Taux de chômage 3,6%
Le taux de chômage de 3,6 % est très proche de son niveau d’avant la pandémie, qui était le plus bas depuis 50 ans, et les employeurs peinent toujours à embaucher. Cependant, “les récents indicateurs de dépenses et de production ont ralenti”, a reconnu mercredi la Fed. La consommation, moteur de l’économie américaine, a de nouveau surpris par sa vigueur en juin. Mais le montant dépensé est gonflé par l’inflation, et les consommateurs repartent avec un panier plus petit pour la même facture.

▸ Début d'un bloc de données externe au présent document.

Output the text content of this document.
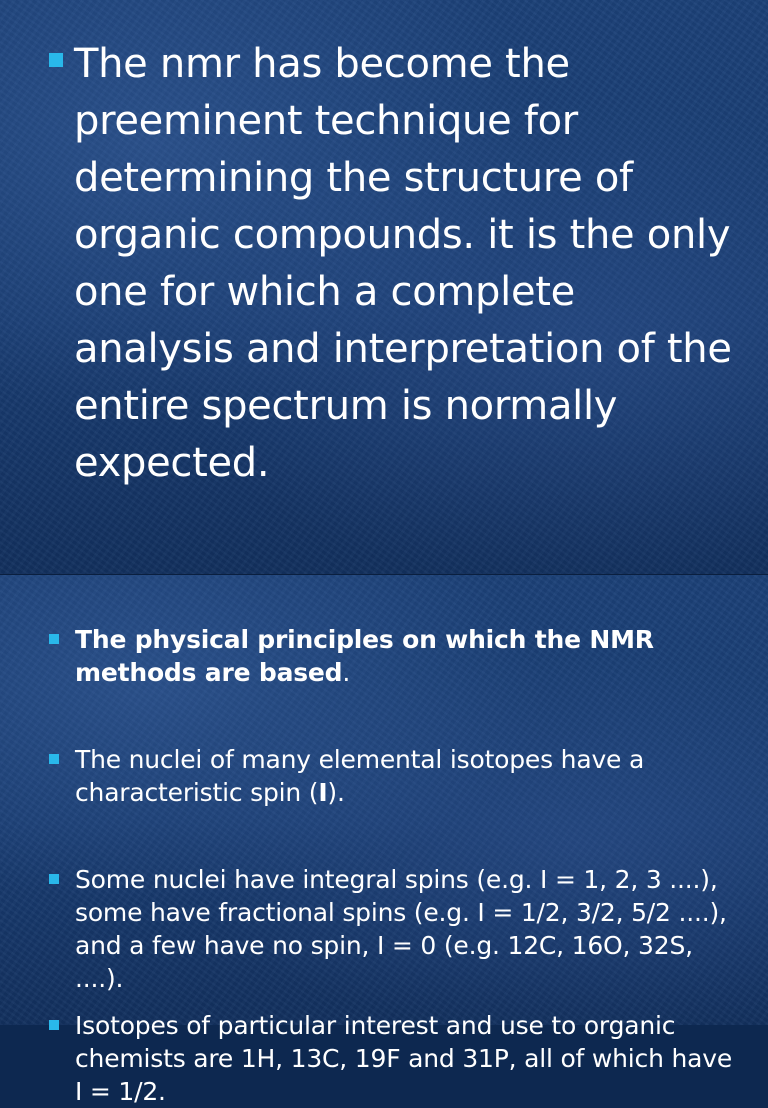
The nmr has become the preeminent technique for determining the structure of organic compounds. it is the only one for which a complete analysis and interpretation of the entire spectrum is normally expected.
The physical principles on which the NMR methods are based.
The nuclei of many elemental isotopes have a characteristic spin (I).
Some nuclei have integral spins (e.g. I = 1, 2, 3 ....), some have fractional spins (e.g. I = 1/2, 3/2, 5/2 ....), and a few have no spin, I = 0 (e.g. 12C, 16O, 32S, ....).
Isotopes of particular interest and use to organic chemists are 1H, 13C, 19F and 31P, all of which have I = 1/2.
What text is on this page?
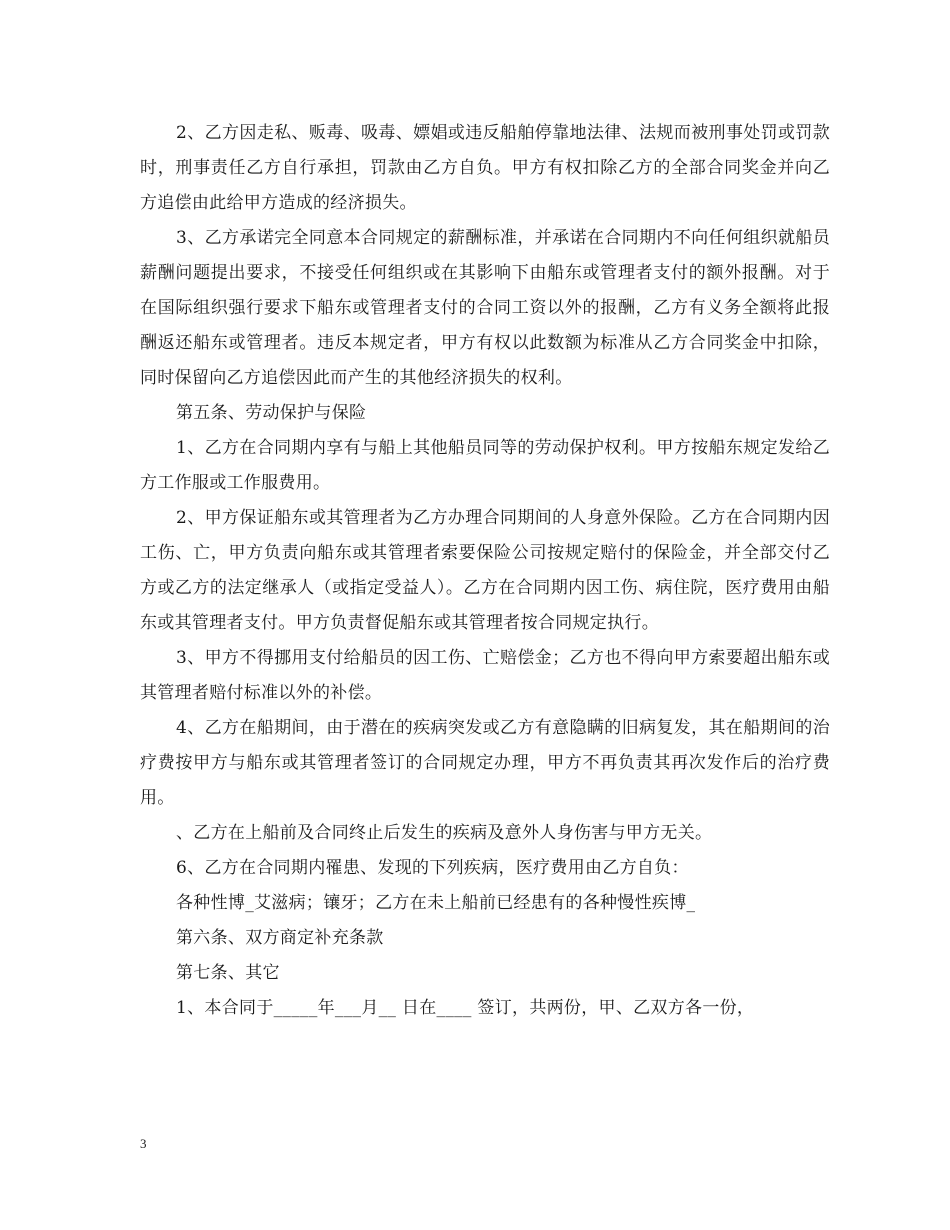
2、乙方因走私、贩毒、吸毒、嫖娼或违反船舶停靠地法律、法规而被刑事处罚或罚款时，刑事责任乙方自行承担，罚款由乙方自负。甲方有权扣除乙方的全部合同奖金并向乙方追偿由此给甲方造成的经济损失。

3、乙方承诺完全同意本合同规定的薪酬标准，并承诺在合同期内不向任何组织就船员薪酬问题提出要求，不接受任何组织或在其影响下由船东或管理者支付的额外报酬。对于在国际组织强行要求下船东或管理者支付的合同工资以外的报酬，乙方有义务全额将此报酬返还船东或管理者。违反本规定者，甲方有权以此数额为标准从乙方合同奖金中扣除，同时保留向乙方追偿因此而产生的其他经济损失的权利。

第五条、劳动保护与保险

1、乙方在合同期内享有与船上其他船员同等的劳动保护权利。甲方按船东规定发给乙方工作服或工作服费用。

2、甲方保证船东或其管理者为乙方办理合同期间的人身意外保险。乙方在合同期内因工伤、亡，甲方负责向船东或其管理者索要保险公司按规定赔付的保险金，并全部交付乙方或乙方的法定继承人（或指定受益人）。乙方在合同期内因工伤、病住院，医疗费用由船东或其管理者支付。甲方负责督促船东或其管理者按合同规定执行。

3、甲方不得挪用支付给船员的因工伤、亡赔偿金；乙方也不得向甲方索要超出船东或其管理者赔付标准以外的补偿。

4、乙方在船期间，由于潜在的疾病突发或乙方有意隐瞒的旧病复发，其在船期间的治疗费按甲方与船东或其管理者签订的合同规定办理，甲方不再负责其再次发作后的治疗费用。

、乙方在上船前及合同终止后发生的疾病及意外人身伤害与甲方无关。

6、乙方在合同期内罹患、发现的下列疾病，医疗费用由乙方自负：

各种性博_艾滋病；镶牙；乙方在未上船前已经患有的各种慢性疾博_

第六条、双方商定补充条款

第七条、其它

1、本合同于_____年___月__ 日在____ 签订，共两份，甲、乙双方各一份，

3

Le FMI a pour sa part fortement revu à la baisse sa prévision de croissance des Etats-Unis en 2022 et table désormais sur seulement 2,3% (quand il tablait encore sur 3,7% en avril), avançant “une croissance plus faible en début d’année” et les effets de l’inflation. Le PIB américain a reculé de 3,4 % en 2020 sous l’effet de la crise du Covid-19, avant de se redresser de 5,7 % en 2021. L’économie américaine “sur la bonne voie”, a finalement confirmé pour sa part le président américain Joe Biden. “Sans surprise, l’économie ralentit alors que la Réserve fédérale agit pour réduire l’inflation”, a déclaré le président américain dans un communiqué.